Mediante esa contrarreforma, engrosada con restricciones a la libertad de información y a la trasparencia en asuntos de Estado, Sáncheztein busca su dominio sobre los jueces y no perder el poder. Si el viejo Tiberio César le confiesa a Calígula que «fui emperador porque si no otro me habría matado», Sánchez golpea la legalidad para no ser reo como acarició Berlusconi dándose de bruces contra la Justicia. Si hubo jueces en Italia acordes con el viejo aserto alemán, debe garantizarse en una España que asiste hoy a una escenificación de la muerte de la independencia judicial con un inicio de curso que parece un Día de Difuntos sin esperar a diciembre.

Pese a la gravedad del momento, hay una derecha boba que, luego de haber malogrado una mayoría absoluta sin revertir la situación, afee al jefe de la oposición, Alberto Núñez Feijóo, que no temple gaitas y se ausente del acto para no ser cómplice de la componenda a la que se le obliga al jefe del Estado por un primer ministro desleal y carente de escrúpulos. De hecho, aprovechó el estado de alarma que decretó por el Covid-19 para entronizarse «máximo representante» de la nación haciendo gala de un presidencialismo incompatible con una Monarquía parlamentaria. Fue el germen de un cesarismo sobre el que el magistrado emérito del Constitucional, Manuel Aragón, advirtió –como Cicerón a Catilina– al avizorar un amago de «dictadura constitucional».

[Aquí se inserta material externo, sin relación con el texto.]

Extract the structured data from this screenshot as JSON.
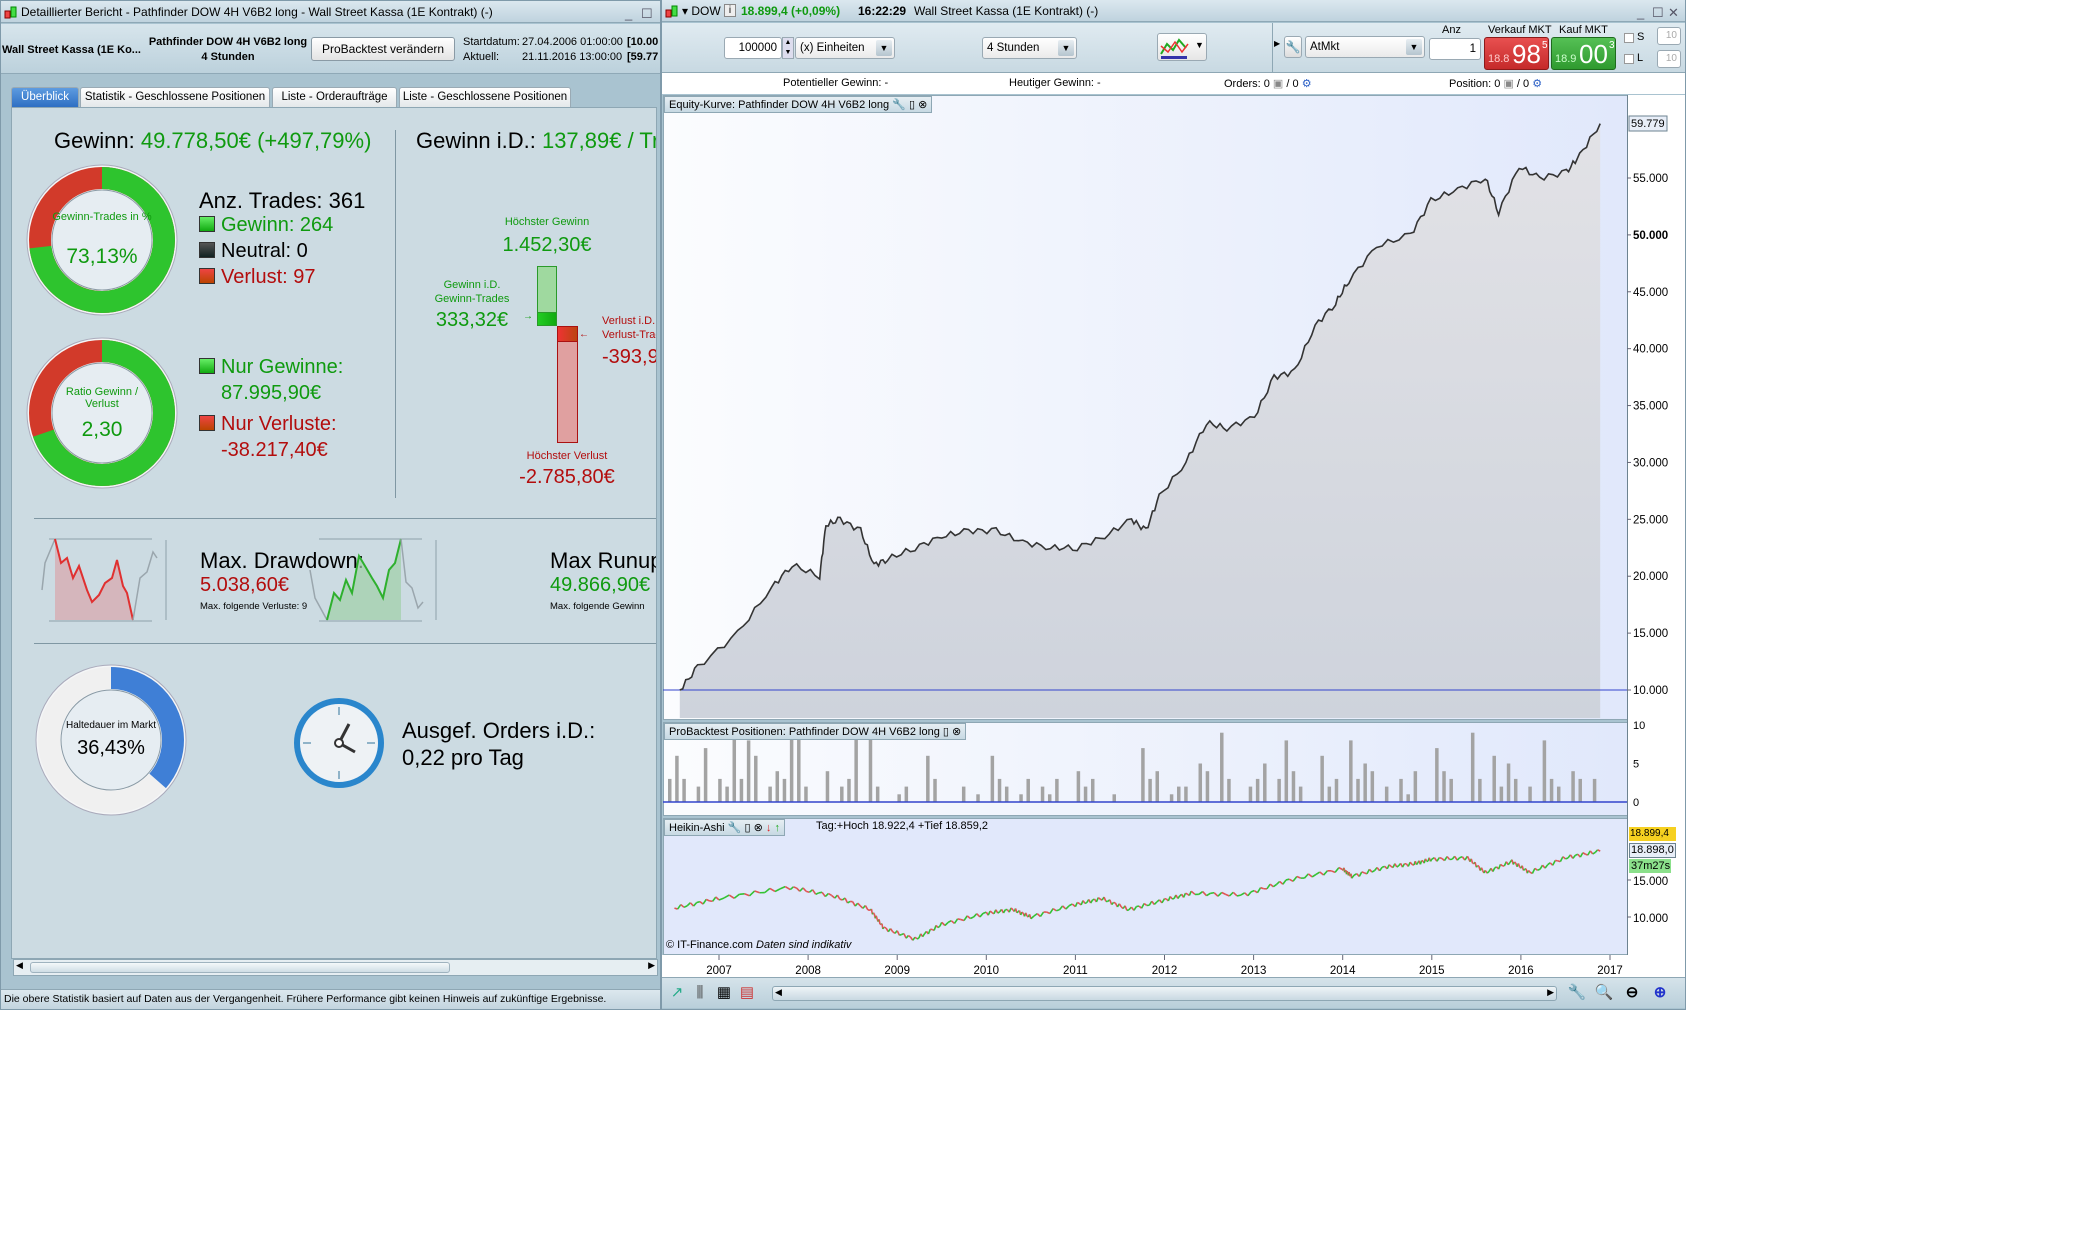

Por la senda del sometimiento a la Justicia, marcha el Felón desde que ratificó a Ortiz pese a ser declarado «inidóneo» y ser acusado de desviación de poder en provecho de su benefactora, la exministra Dolores Delgado, y luego de presumir de su dependencia para afirmar que pondría a Puigdemont a recaudo de la Justicia cuando lo que perseguía era exonerarse él mismo. Dentro de esa estrategia, la obscena imagen del fiscal-banquillo visualiza su deseo de supremacía sobre cualquier otro poder. Como cuando Calígula forzó al Senado a proclamar cónsul a su equino ‘Incitatus’ antes de ambicionar coronarse rey. Cuando su tío Claudio le recordó que Roma es una República, Calígula le espetó: «Entonces seré Rey de la República». Como Sánchez puede ansiar ser jefe de Estado del Reino de España. Aun así, Calígula no tuvo bastante y exigió ser divinizado por un Senado del que se burló haciéndolo berrear como ganado en aprisco. «Mientras me teman, deja que me odien», se jactaría cuando la Pepa Bueno de turno le avisó de que era «víctima de una campaña de deshumanización extraordinaria».